Шедший мимо парень усмехнулся и с любопытством посмотрел сначала на Люську, то есть на её украшение, вызвавшее такую бурю эмоций у вполне респектабельной дамы, а потом (одобрительно чмокнув) на Таньку. Даже приостановился.
Я вздохнула. Что за бесцеремонность?! Не к нему ведь обращались. Ну и шёл бы себе мимо. Конечно, я ничего ему не сказала, а то, не дай Бог, и совсем на месте останется после моих-то слов. Мне мой язык не всегда подконтролен, так что лучше вовремя его прикусить, чтоб соблазна не было.
– Не ори, – вполголоса посоветовала я Татьяне, скосив глаза на парня и привычно вздохнув. Говорить ему я снова ничего не стала. Зачем привлекать лишнее внимание? – Мы всё ж таки в центре города. А ну как сослуживцы твоего драгоценного окажутся поблизости. Что тогда?
– Да я и не ору, – сразу присмирела Танька, бросив быстрый взгляд вокруг себя, но из вредности всё же добавила:
– Не окажутся. Рабочий день у них в самом разгаре. Чего им у зоопарка в это время шибаться? Они люди занятые. Деньги делают. Куют, так сказать, собственное материальное благополучие денно и нощно. Да и фразочки в неформальной обстановке могут такие выдать – мама не горюй. Это они на работе все такие неприступные и солидные, а копни глубже… Так что вряд ли я кого-нибудь из них так уж сильно шокирую. Скорее повеселю.
Я фыркнула, отвернулась от зловредной Танюхи, которую и захочешь не переговоришь, и пригляделась к Люське. Чего она к ней прицепилась?! Почти ничего и не видно. Или это я такая слепая?!
– Что? Так сильно заметно? – расстроилась Люська, реагируя на моё слишком пристальное, да что там, по-настоящему бесцеремонное, назойливое разглядывание. Я даже прищурилась от усердия.
– Не-а, – искренне ответила я. – Ничего не видно, если специально не присматриваться.
Я внимательно осмотрела лицо подруги ещё раз и добавила:
– Ну-у-у, скажем, практически ничего. Та-ак, что-то желтеет-синеет слабенько. Ерунда. Не заморачивайся. Это наша Татьяна – зоркий сокол, а другим и не видно ничего.
Люська вздохнула. Я не поняла: с облегчением или досадой.

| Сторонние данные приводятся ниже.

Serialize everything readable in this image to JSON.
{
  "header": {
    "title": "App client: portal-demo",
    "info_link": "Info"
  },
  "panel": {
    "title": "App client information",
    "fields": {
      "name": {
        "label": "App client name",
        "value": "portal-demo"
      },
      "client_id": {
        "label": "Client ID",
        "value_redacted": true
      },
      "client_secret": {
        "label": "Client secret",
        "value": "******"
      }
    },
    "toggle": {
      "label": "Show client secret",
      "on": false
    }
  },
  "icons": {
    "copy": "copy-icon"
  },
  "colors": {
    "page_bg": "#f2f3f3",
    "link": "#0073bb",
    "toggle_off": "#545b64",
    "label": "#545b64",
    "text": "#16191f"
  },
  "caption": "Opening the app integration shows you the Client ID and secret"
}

– А твой что, опять в запое? – не утерпела я, хотя и знала, какая это болезненная тема для подружки.
– Всё. Уже вышел, – хмуро ответила Люська, каменея лицом. – И давайте о чём-нибудь другом.
– Нужен он тебе… – не сразу остановилась Татьяна, но я её толкнула в бок – хватит уже на сегодня – вздохнула и бодренько произнесла:
– Ну что? Берём билеты и вперёд? Или передумали?
– Ни в коем разе! – дружно ответили девчонки, и мы стройной шеренгой направились к зоопарку.
Нас трое.
Три подружки – хохотушки…
С Люськой мы дружим с первого класса, а может, и раньше, только раньше я себя не помню. С Танькой мы сошлись в институте. И так получилось, что она не стала третьей лишней.
Мы классно смотримся вместе.
Люська – высокая, стройная, почти естественная блондинка. Волосы до плеч, и ей это идёт.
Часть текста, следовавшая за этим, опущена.